Two days after the Jan. 19 fire erupted and destroyed 29 homes, the children of 93-year-old victim June Hargis said there’s no point to prosecuting him. She lived near where the fire broke out and died of smoke inhalation.
A report released by fire investigators last week concluded that the blaze was caused by Lyle Teuscher’s improper disposal of fireplace ashes in Washoe Valley south of Reno. Prosecutors now are reviewing the report.
Gammick said the family’s stance against a prosecution won’t be a factor in the decision whether to file charges against Teuscher, 58.
“That’s not their call,” he told The Associated Press. “Most times family members want something done. I’ve run across that quite a bit. I tell them it’s not their call.”
Prosecutors will weigh a variety of factors in reaching the decision. While Teuscher promptly stepped forward to admit his role in the blaze and expressed deep remorse, the fire caused Hargis’ death and an estimated $4.5 million in property damage.
“This is a death case,” Gammick said. “The destruction and all that is money and property. We’re talking human life ... and it’s more than simple arson and property damage.”
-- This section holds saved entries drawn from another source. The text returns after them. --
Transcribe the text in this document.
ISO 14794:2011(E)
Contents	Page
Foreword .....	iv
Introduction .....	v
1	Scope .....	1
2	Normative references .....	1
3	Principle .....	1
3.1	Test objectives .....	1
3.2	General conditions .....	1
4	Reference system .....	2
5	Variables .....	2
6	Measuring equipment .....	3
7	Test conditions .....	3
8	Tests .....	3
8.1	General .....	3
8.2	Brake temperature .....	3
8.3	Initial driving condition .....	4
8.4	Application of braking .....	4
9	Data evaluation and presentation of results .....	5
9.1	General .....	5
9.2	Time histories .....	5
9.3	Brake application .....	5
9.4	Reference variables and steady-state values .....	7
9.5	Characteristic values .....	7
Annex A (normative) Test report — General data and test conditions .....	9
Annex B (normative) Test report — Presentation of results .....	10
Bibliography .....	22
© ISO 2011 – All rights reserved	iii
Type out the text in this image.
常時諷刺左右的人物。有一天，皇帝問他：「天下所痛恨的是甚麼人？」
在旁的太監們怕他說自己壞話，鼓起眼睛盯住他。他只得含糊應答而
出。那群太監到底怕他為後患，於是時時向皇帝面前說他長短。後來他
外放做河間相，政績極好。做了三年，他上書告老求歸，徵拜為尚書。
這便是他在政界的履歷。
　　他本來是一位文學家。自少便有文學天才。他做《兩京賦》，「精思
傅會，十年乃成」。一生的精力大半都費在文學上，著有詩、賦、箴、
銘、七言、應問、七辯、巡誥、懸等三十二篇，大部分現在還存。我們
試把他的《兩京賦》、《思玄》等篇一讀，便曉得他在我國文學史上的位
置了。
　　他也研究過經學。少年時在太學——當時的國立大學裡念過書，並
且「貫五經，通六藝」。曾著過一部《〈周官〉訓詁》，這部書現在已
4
Gammick said it would take time for his office to review separate reports by fire investigators and the Washoe County Sheriff’s Office.
“We’re not anywhere near to a decision. I don’t want to speculate when a decision will be made,” he said.
Teuscher told investigators he disposed of the ashes in a metal trailer outside his home about four days before the fire began. Whipped by wind gusts approaching 80 mph, the blaze quickly spread through grass and brush made tinder dry by lack of rain and snow, and ended up burning five square miles.
Teuscher said he always checked the temperature of ashes and “thought all the ashes were cold and safe enough to deposit in the trailer for later dumping,” according to the report. He was not home when the fire started.
While she lost her mother, house, barn and all three horses in the fire, Hargis’ daughter, Jeannie Watts, said there probably was no need to file criminal charges.
“What good is that going to do? Everything is already gone,” Watts said two days after the fire erupted. “He’ll pay the rest of his life for that.”
Her brother, Jim Blueberg, agreed. While the man was guilty of a “silly, stupid mistake,” Blueberg said he forgives him and doesn’t think a criminal prosecution “would do any good.”